Globally, environmental destruction is becoming increasingly difficult to ignore. Why then, the apparent complacency from government in the face of South Africa’s biodiversity crisis?

An average of two skirmishes a week occur in remote areas of the Kruger National Park between poachers and park rangers. According to Major General Jooste, Commanding Officer of SANParks Special Projects, up to 40 poachers are within the park’s boundaries at any given time; park rangers carry AK47s and a psychological support programme is available to ranger family members.

But it’s not only rhinos that are suffering in the face of environmental crime, so too are other species of flora and fauna under threat from poaching and trade. Cycads, various succulents, rare reptiles, pangolins and abalone, are just a few on a long list of threatened indigenous species. Whole ecosystems of fragmented coastal forest and overfished marine areas are also enduring immense pressure from over population, development and pollution.

Due to corrupt officials and the porous nature of South Africa’s  borders, tourism also creates an ideal platform for illegal wildlife trade. Foreign collectors posing as tourists can and do have devastating effects on sensitive ecosystems. “The Western Cape is particularly sensitive to this kind of crime, due to its unique and abundant biodiversity and its popularity among tourists,” says Biodiversity Enforcement Manager for Cape Nature, Paul Gildenhuys.

South Africa has been recognised for its progressive environmental law. However, the nine different sets of provincial legislation make for a complex system creating loopholes that allow criminals to slip through the cracks and authorities to ‘pass-the buck’.

A case between the NSPCA and the Eastern Cape government for permits issued in contravention of NEMBA for the removal of elephant calves from the wild highlights this situation. The Department of Environmental Affairs (DEA) claimed the permit application was the province’s mandate and a need for national government to investigate was unnecessary – even though the permits were granted in contravention of a national law. And the DEA is not legally required to pursue the matter. So although conservation is a joint responsibility between national and provincial governments, the devolution of powers allows both parties to escape their obligations when they so choose and, as a result, loopholes are created in conservation law that allow provincial legislation to conflict with national law. 

The staggering number of day-to-day crimes that the Judicial Department contends with, coupled with a lack of political will and resources, more often than not allow crimes against the environment to be pushed to the bottom of the pile – particularly those that are deemed of little significance.

In the Garden Route, the Department of Agriculture, Forestry and Fisheries (DAFF) laid charges against a property’s body corporate for the illegal removal of endangered forest, but a month later the state prosecutor declined prosecution, implying that the crime was not worth pursuing and that forest preservation was not a legal priority.  It was only after DAFF sought private legal aid that the case was reopened.
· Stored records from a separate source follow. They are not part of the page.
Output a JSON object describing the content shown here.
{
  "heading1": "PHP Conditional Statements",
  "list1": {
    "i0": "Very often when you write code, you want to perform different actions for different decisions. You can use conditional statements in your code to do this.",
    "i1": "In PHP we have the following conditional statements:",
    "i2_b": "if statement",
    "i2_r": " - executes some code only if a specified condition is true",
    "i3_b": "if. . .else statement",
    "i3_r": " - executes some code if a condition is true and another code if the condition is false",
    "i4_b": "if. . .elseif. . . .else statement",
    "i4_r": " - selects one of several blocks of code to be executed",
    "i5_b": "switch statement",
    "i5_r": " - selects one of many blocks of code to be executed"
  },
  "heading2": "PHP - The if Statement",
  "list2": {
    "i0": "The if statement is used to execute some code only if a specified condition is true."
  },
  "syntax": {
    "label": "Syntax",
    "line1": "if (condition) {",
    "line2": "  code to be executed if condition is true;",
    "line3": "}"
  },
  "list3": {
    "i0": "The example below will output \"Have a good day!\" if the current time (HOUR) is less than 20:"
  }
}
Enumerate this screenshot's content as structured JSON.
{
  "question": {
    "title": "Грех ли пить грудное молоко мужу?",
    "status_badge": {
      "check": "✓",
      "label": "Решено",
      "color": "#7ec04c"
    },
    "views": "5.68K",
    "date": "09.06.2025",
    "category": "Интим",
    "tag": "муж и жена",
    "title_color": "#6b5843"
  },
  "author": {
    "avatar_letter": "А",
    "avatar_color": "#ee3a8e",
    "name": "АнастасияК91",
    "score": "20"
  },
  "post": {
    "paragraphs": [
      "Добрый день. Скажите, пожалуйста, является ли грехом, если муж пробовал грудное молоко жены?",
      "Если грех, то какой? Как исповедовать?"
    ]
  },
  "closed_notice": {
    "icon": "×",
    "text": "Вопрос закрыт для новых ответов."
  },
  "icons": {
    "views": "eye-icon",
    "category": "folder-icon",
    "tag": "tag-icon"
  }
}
“If the state had the required resources and ability to properly investigate and prosecute these types of cases it would not have been necessary for private legal intervention,” says attorney, Hardy Mills.

Online trade and the monetary value of certain species has pushed biodiversity crime on a par with other forms of organised crime such as narcotics and human trafficking and therefore should be dealt with as such by government.
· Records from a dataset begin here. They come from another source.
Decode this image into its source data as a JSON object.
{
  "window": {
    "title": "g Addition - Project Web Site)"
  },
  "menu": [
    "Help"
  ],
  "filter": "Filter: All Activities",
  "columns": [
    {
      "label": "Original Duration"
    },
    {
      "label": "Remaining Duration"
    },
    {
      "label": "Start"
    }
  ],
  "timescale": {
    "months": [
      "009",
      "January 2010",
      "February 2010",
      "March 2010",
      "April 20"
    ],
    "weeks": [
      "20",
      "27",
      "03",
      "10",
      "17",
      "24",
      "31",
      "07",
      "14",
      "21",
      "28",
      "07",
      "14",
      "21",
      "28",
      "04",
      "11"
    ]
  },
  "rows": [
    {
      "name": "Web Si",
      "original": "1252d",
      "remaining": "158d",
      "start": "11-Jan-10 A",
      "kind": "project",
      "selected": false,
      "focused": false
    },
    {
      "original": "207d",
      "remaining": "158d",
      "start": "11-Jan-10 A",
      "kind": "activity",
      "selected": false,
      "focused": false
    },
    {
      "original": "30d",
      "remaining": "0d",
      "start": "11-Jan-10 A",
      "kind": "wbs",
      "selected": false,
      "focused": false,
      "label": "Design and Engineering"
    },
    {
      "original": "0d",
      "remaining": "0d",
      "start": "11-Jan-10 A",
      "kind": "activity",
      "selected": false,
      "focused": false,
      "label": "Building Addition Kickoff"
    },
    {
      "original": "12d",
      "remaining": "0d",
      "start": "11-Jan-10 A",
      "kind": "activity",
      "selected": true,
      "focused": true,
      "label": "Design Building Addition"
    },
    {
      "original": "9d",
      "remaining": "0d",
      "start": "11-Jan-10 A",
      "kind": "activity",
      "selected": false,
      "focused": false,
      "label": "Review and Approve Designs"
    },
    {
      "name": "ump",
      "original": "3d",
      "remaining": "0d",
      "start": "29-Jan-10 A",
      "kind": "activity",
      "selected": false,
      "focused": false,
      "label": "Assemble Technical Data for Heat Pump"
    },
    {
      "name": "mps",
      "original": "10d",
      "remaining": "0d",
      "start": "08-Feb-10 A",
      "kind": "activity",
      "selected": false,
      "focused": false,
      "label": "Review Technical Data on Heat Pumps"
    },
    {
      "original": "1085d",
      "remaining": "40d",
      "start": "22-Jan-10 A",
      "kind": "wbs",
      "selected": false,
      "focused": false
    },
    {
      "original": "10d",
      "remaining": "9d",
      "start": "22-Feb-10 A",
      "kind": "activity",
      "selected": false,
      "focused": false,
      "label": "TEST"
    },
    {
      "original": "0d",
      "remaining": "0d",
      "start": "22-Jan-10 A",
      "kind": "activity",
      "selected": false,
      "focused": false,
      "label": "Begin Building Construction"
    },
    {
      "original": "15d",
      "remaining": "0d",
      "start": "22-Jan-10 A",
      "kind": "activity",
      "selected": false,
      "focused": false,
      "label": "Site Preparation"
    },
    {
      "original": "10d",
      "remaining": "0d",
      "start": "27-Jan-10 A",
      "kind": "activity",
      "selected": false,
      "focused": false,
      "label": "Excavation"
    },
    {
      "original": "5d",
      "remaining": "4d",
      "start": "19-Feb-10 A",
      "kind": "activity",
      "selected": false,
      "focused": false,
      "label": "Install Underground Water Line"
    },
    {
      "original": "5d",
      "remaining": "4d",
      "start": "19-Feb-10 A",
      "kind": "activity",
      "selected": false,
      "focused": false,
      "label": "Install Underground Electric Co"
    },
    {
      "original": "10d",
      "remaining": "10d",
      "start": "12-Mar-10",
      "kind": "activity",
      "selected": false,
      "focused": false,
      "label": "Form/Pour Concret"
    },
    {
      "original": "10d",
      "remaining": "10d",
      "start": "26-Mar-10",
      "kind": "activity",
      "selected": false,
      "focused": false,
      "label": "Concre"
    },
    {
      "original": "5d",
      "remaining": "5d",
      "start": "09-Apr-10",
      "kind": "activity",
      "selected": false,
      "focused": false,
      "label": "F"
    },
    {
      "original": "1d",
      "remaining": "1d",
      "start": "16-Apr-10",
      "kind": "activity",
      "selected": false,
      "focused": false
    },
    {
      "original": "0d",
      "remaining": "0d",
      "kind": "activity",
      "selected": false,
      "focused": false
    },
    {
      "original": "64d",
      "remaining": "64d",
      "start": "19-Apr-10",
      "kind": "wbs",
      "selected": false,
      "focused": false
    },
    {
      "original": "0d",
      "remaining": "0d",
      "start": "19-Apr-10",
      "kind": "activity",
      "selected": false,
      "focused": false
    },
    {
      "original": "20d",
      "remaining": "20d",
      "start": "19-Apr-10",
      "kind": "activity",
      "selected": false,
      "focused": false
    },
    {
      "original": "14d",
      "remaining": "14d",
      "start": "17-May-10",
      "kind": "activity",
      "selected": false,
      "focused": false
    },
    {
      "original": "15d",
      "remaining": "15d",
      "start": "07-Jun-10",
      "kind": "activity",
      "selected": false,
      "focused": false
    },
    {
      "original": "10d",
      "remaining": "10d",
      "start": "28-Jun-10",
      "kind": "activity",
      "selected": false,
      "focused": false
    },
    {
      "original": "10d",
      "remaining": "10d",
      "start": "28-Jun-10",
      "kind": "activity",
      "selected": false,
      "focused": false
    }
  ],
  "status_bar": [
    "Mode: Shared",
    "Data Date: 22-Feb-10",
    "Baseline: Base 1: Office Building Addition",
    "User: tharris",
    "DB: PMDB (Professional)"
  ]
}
But in order for harsher penalties to make an impact, conviction rates need to be successful. However as Rynette Coetzee, former Field Officer for Endangered Wildlife Trust, says: “All the provinces are experiencing high capacity problems and severe budget constraints. Many prosecutors don’t specialise in biodiversity crimes and have countless other cases to deal with, and they simply do not feel that wildlife cases are a priority.”

At the Global March for Elephants and Rhinos in October last year, a document was distributed that proposed the imposition of more stringent sentences for crimes involving rhinos, elephants and other listed threatened or protected species by changing them to schedule  offences, with a minimum sentence of 15 years. No response has been received to this proposal

Although many environmental cases fall through the cracks, there are success stories of arrests made for illegal collecting and trafficking of fauna and flora. According to Gildenhuys, these cases can be attributed to the joint co-operation of relevant departments such as SAPS, the Hawks, Marine Enforcement and Cape Nature.
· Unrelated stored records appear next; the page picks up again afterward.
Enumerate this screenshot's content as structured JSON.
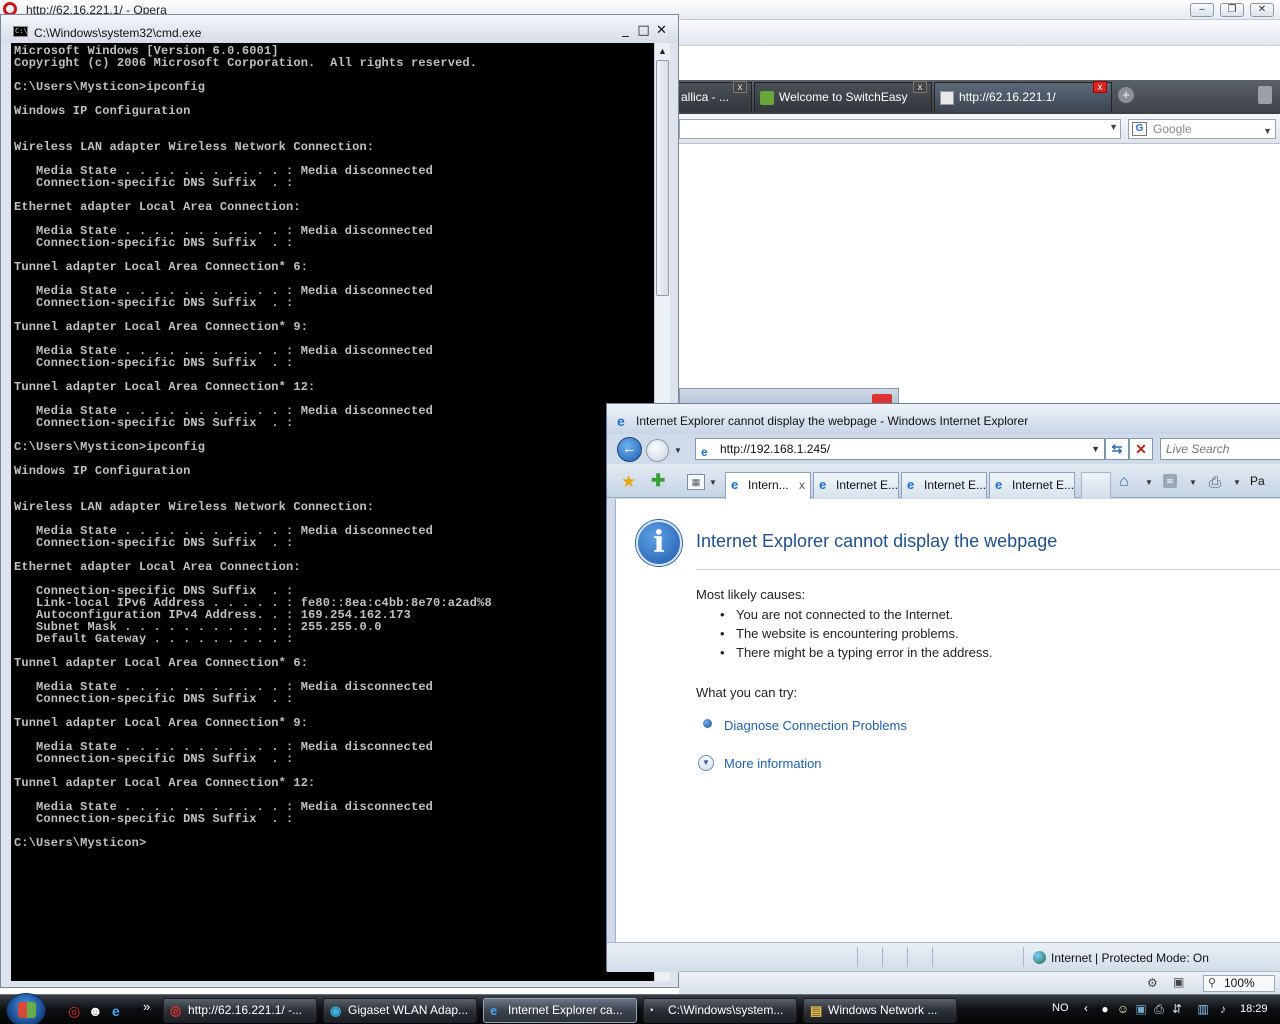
{
  "opera": {
    "title": "http://62.16.221.1/ - Opera",
    "window_controls": {
      "minimize": "–",
      "maximize": "❐",
      "close": "✕"
    },
    "tabs": [
      {
        "label": "allica - ..."
      },
      {
        "label": "Welcome to SwitchEasy"
      },
      {
        "label": "http://62.16.221.1/"
      }
    ],
    "search": {
      "placeholder": "Google"
    }
  },
  "cmd": {
    "title": "C:\\Windows\\system32\\cmd.exe",
    "icon_text": "C:\\",
    "window_controls": {
      "minimize": "_",
      "maximize": "□",
      "close": "✕"
    },
    "output": "Microsoft Windows [Version 6.0.6001]\nCopyright (c) 2006 Microsoft Corporation.  All rights reserved.\n\nC:\\Users\\Mysticon>ipconfig\n\nWindows IP Configuration\n\n\nWireless LAN adapter Wireless Network Connection:\n\n   Media State . . . . . . . . . . . : Media disconnected\n   Connection-specific DNS Suffix  . :\n\nEthernet adapter Local Area Connection:\n\n   Media State . . . . . . . . . . . : Media disconnected\n   Connection-specific DNS Suffix  . :\n\nTunnel adapter Local Area Connection* 6:\n\n   Media State . . . . . . . . . . . : Media disconnected\n   Connection-specific DNS Suffix  . :\n\nTunnel adapter Local Area Connection* 9:\n\n   Media State . . . . . . . . . . . : Media disconnected\n   Connection-specific DNS Suffix  . :\n\nTunnel adapter Local Area Connection* 12:\n\n   Media State . . . . . . . . . . . : Media disconnected\n   Connection-specific DNS Suffix  . :\n\nC:\\Users\\Mysticon>ipconfig\n\nWindows IP Configuration\n\n\nWireless LAN adapter Wireless Network Connection:\n\n   Media State . . . . . . . . . . . : Media disconnected\n   Connection-specific DNS Suffix  . :\n\nEthernet adapter Local Area Connection:\n\n   Connection-specific DNS Suffix  . :\n   Link-local IPv6 Address . . . . . : fe80::8ea:c4bb:8e70:a2ad%8\n   Autoconfiguration IPv4 Address. . : 169.254.162.173\n   Subnet Mask . . . . . . . . . . . : 255.255.0.0\n   Default Gateway . . . . . . . . . :\n\nTunnel adapter Local Area Connection* 6:\n\n   Media State . . . . . . . . . . . : Media disconnected\n   Connection-specific DNS Suffix  . :\n\nTunnel adapter Local Area Connection* 9:\n\n   Media State . . . . . . . . . . . : Media disconnected\n   Connection-specific DNS Suffix  . :\n\nTunnel adapter Local Area Connection* 12:\n\n   Media State . . . . . . . . . . . : Media disconnected\n   Connection-specific DNS Suffix  . :\n\nC:\\Users\\Mysticon>"
  },
  "ie": {
    "title": "Internet Explorer cannot display the webpage - Windows Internet Explorer",
    "address": "http://192.168.1.245/",
    "search_placeholder": "Live Search",
    "tabs": [
      {
        "label": "Intern..."
      },
      {
        "label": "Internet E..."
      },
      {
        "label": "Internet E..."
      },
      {
        "label": "Internet E..."
      }
    ],
    "toolbar_page_label": "Pa",
    "error": {
      "title": "Internet Explorer cannot display the webpage",
      "causes_heading": "Most likely causes:",
      "causes": [
        "You are not connected to the Internet.",
        "The website is encountering problems.",
        "There might be a typing error in the address."
      ],
      "try_heading": "What you can try:",
      "diagnose_link": "Diagnose Connection Problems",
      "more_info_link": "More information"
    },
    "status": {
      "zone": "Internet | Protected Mode: On"
    },
    "zoom": "100%"
  },
  "taskbar": {
    "buttons": [
      {
        "label": "http://62.16.221.1/ -..."
      },
      {
        "label": "Gigaset WLAN Adap..."
      },
      {
        "label": "Internet Explorer ca..."
      },
      {
        "label": "C:\\Windows\\system..."
      },
      {
        "label": "Windows Network ..."
      }
    ],
    "language": "NO",
    "clock": "18:29"
  },
  "colors": {
    "console_bg": "#000000",
    "console_text": "#c0c0c0",
    "ie_link": "#1f5fb0",
    "ie_error_title": "#1f4f8f"
  }
}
It is hoped that arrests of this nature will become more commonplace with the move by the Environmental Management Inspectorate to educate prosecutors on environmental legislation. Workshops held regularly with the Justice Training College on the complexities of biodiversity law, have resulted in a dedicated environmental advocate in each province and a greater number of prosecutors across the country giving precedence to environmental offences. The Western Cape Environmental Crime Forum has also been established to combat the growing amount of environmental crimes.

And recently, Environmental Impact Assessment (EIA) regulations have been updated to place greater accountability on individuals for side-stepping the required activities set out by EIA planning. 

South Africans have a constitutional right to a healthy environment and the government has a constitutional obligation to protect the environment through reasonable legislation and other measures.

Perhaps a holistic approach is needed by government that includes crime, economic and environmental authorities to find viable solutions to slow down the speed at which crime is devastating South Africa’s biodiversity.